Heuristics are imperfect - they often fail to trigger when desired, or trigger when not desired. Browser vendors are free to try their hand at developing such heuristics, but we believe it is essential that the Web platform include a mechanism for Web applications to explicitly trigger the functionality introduces by Captured Surface Control. (Note that this is not mutually-exclusive with heuristics.)

Rejected alternative: Video Portal

An alternative approach, currently labeled "Video Portal", has been discussed, for example in the following slides deck. This approach strikes yet another balance, giving control over the captured surface to the local user rather than to the application.

On the one hand, this means that almost any action could be allowed; on the other, it means that all the power rests in the local user's hands, and cannot be delegated from the user to the application.

We see this approach as a possible complementary approach that may be pursued separately from Captured Surface Control.

Security and Privacy Considerations

Please see the specification's own section here.

Common questions

What about Picutre-in-Picture?

Document Picture-in-Picture presents an alternative partial solution to some of the problems addressed by Captured Surface Control. Given the different trade-offs chosen, some applications/users might prefer PiP, while other would prefer Captured Surface Control.

Benefits of PiP:

  • No additional new APIs required.
  • Captured surface fully interactive (as opposed to the limited set of actions afforded by Captured Surface Control).
  • Captured surface available in its original resolution.

Benefits of Captured Surface Control:

  • All elements of the capturing application presented in their original size and are fully interactive. (Consider the challenges of fitting a chat box into the PiP.)
  • Application has control of layout of remote participants videos and the captured-surface's preview tile.
  • Local user can delegate some actions to remote users (through the mediation of the application).

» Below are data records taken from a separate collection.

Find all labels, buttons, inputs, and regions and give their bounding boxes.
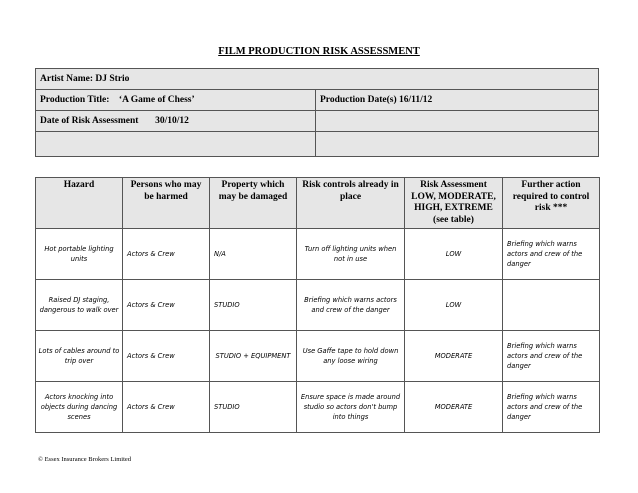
table-row <box>36 331 600 382</box>
controls-cell: Turn off lighting units when not in use <box>297 229 405 280</box>
controls-cell: Use Gaffe tape to hold down any loose wiring <box>297 331 405 382</box>
table-header-row <box>36 178 600 229</box>
header-hazard: Hazard <box>36 178 123 229</box>
hazard-cell: Raised DJ staging, dangerous to walk over <box>36 280 123 331</box>
header-property: Property which may be damaged <box>210 178 297 229</box>
table-row <box>36 229 600 280</box>
assessment-cell: LOW <box>405 280 503 331</box>
artist-name: Artist Name: DJ Strio <box>36 69 599 90</box>
persons-cell: Actors & Crew <box>123 382 210 433</box>
production-dates: Production Date(s) 16/11/12 <box>316 90 599 111</box>
header-further-action: Further action required to control risk *** <box>503 178 600 229</box>
assessment-cell: MODERATE <box>405 331 503 382</box>
property-cell: STUDIO <box>210 280 297 331</box>
assessment-cell: LOW <box>405 229 503 280</box>
further-action-cell: Briefing which warns actors and crew of the danger <box>503 382 600 433</box>
risk-table <box>35 177 600 433</box>
property-cell: STUDIO <box>210 382 297 433</box>
header-persons: Persons who may be harmed <box>123 178 210 229</box>
controls-cell: Ensure space is made around studio so actors don't bump into things <box>297 382 405 433</box>
document-title: FILM PRODUCTION RISK ASSESSMENT <box>218 46 420 57</box>
header-risk-assessment: Risk Assessment LOW, MODERATE, HIGH, EXTREME (see table) <box>405 178 503 229</box>
assessment-cell: MODERATE <box>405 382 503 433</box>
persons-cell: Actors & Crew <box>123 331 210 382</box>
property-cell: STUDIO + EQUIPMENT <box>210 331 297 382</box>
controls-cell: Briefing which warns actors and crew of the danger <box>297 280 405 331</box>
table-row <box>36 382 600 433</box>
persons-cell: Actors & Crew <box>123 280 210 331</box>
further-action-cell <box>503 280 600 331</box>
date-of-risk-assessment: Date of Risk Assessment 30/10/12 <box>36 111 316 132</box>
hazard-cell: Hot portable lighting units <box>36 229 123 280</box>
table-row <box>36 280 600 331</box>
further-action-cell: Briefing which warns actors and crew of the danger <box>503 229 600 280</box>
production-title: Production Title: ‘A Game of Chess’ <box>36 90 316 111</box>
info-empty-cell <box>316 111 599 132</box>
info-empty-cell <box>316 132 599 157</box>
copyright-footer: © Essex Insurance Brokers Limited <box>38 456 132 463</box>
further-action-cell: Briefing which warns actors and crew of the danger <box>503 331 600 382</box>
persons-cell: Actors & Crew <box>123 229 210 280</box>
header-risk-controls: Risk controls already in place <box>297 178 405 229</box>
info-empty-cell <box>36 132 316 157</box>
hazard-cell: Lots of cables around to trip over <box>36 331 123 382</box>
property-cell: N/A <box>210 229 297 280</box>
production-info-table <box>35 68 599 157</box>
hazard-cell: Actors knocking into objects during dancing scenes <box>36 382 123 433</box>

It is expected that users intending to engage in significant interaction with the presented content would prefer PiP or other alternatives, while users who only need brief interactions to adjust scrolling and zooming would prefer Captured Surface Control.

Uncommon questions

What about blur?

Should a captured tab be unblurred before receiving wheel events? That's an open question for now.

How does the zoom-level correspond to CSS zoom?

It is not currently clear that it does, but we're investigating the issue in light of recent activity on that front.